My son hates homework. He's like a puppy distracted by a shiny thing whenever he sits down to do it. No sooner has he finished one math problem that he's out of the chair, sharpening his pencil, looking at the notebook paper curling at the edges--anything to take him away from the homework. He pretty much always finishes the assigned work, but it's grueling to keep him focused long enough to do what other kids can do in 10 minutes. It can take 45 minutes to write five sentences.
And again, like I've mentioned in this blog, I blame myself for this dilemma because I am simply not there. I'm not there when he does his homework at the after-school program where the kids are crammed around tables with everyone talking, moving around, and being distracted in their own ways. I'm not there when the teacher gives out the homework and says, "You can do the packet but not this one page," which my son insists she says on a regular basis. When I try to help him, it's usually at the end of the day; he's tired, and so am I, and I am worried about getting dinner cooked. We both end up fried.
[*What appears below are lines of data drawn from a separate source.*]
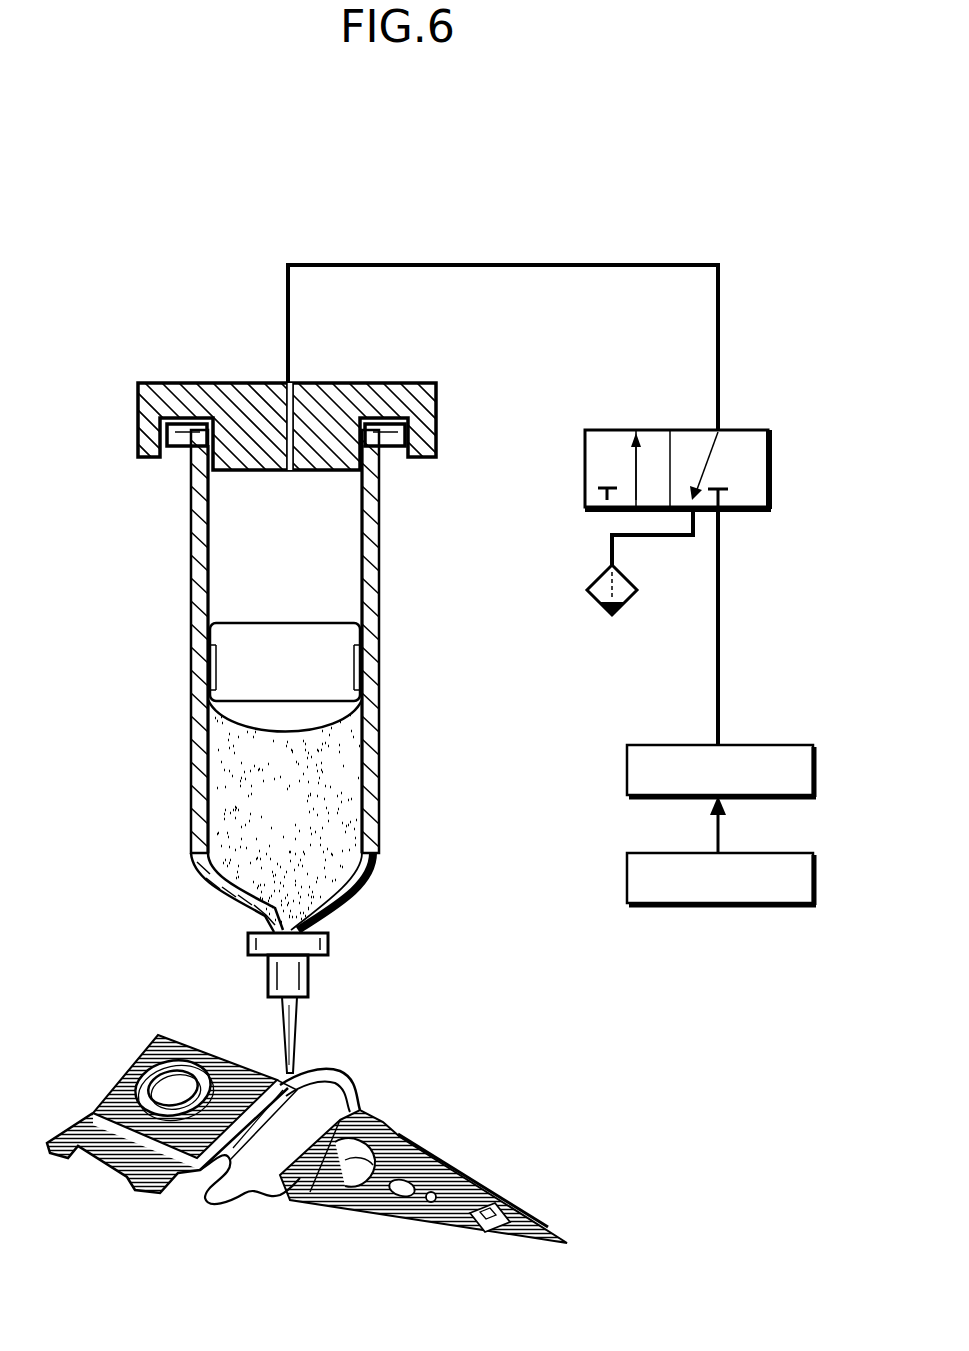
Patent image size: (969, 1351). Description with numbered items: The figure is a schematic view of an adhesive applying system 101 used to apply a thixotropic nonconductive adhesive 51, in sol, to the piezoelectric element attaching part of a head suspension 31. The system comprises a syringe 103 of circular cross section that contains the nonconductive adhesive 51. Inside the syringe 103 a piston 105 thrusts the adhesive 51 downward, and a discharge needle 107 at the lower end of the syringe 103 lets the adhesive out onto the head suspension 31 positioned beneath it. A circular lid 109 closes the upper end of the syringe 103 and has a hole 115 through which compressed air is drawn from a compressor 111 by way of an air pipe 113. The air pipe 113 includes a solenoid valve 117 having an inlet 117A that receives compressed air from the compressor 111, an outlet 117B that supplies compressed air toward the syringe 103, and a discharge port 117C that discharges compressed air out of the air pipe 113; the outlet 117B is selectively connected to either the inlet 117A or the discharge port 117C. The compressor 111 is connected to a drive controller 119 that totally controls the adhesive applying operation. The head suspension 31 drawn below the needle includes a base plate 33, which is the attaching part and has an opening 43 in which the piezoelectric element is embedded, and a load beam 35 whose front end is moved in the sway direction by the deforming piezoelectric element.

The adhesive applying system 101 is at (557, 198).
The syringe 103 is at (378, 535).
The piston 105 is at (312, 684).
The discharge needle 107 is at (292, 1040).
The circular lid 109 is at (356, 383).
The compressor 111 is at (740, 745).
The air pipe 113 is at (620, 265).
The hole 115 is at (291, 381).
The solenoid valve 117 is at (770, 420).
The inlet 117A is at (722, 509).
The outlet 117B is at (715, 430).
The discharge port 117C is at (690, 508).
The drive controller 119 is at (745, 853).
The nonconductive adhesive 51 is at (300, 818).
The head suspension 31 is at (428, 1100).
The base plate 33 is at (215, 1075).
The load beam 35 is at (414, 1206).
The opening 43 is at (215, 1170).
I am an educator. I have students who don't have a lick of study skills. I swore when my kids started school that I was going to know exactly what to do to make sure their love of learning was nurtured and molded in the best pedagogical way. I had fantasies of sitting around the dining room table, the kids helping each other with their work and me sitting there grading my students' papers. This is not what is happening, and I feel like I'm losing control, and that his love of learning is slipping away every. single. day. It disheartens me.
I have a friend who is a huge believer in the current movement that argues against the value of homework for elementary school kids at all. I read an article on Slate.com that reviewed 3 books on the subject. I am beginning to see the point. The struggle to help kids as they mire through pages of inane worksheets that practice the same math sums and subtractions in a myriad of ways is mind numbing. It makes that time that we spend together laborious, contentious, and sad. One article I read said, "If the homework is such that the child procrastinates, resists, surface-skims, and does sloppy work so he can get done, be advised that those are precisely the study habits being learned."
My children's elementary school rolled out a new homework policy that limits homework to only 10 minutes per grade level per night. No take home projects for long weekends. They say this is to preserve quality of life for families. I know what I have to do to have a better quality of life with my family. I have to be present to give them meaningful experiences that include teachable moments throughout their day. I have to inspire them to think critically and to explore learning because it's something they want to do to discover the world around them and to find their place in it. I have to let go my fear that what is happening now, in first grade, is any indication of how he will be for his entire academic career.
I have to believe in the hope that someday, I'll watch him pouring over some book or he'll come to me with a hypothesis he wants to research. I have to have that hope.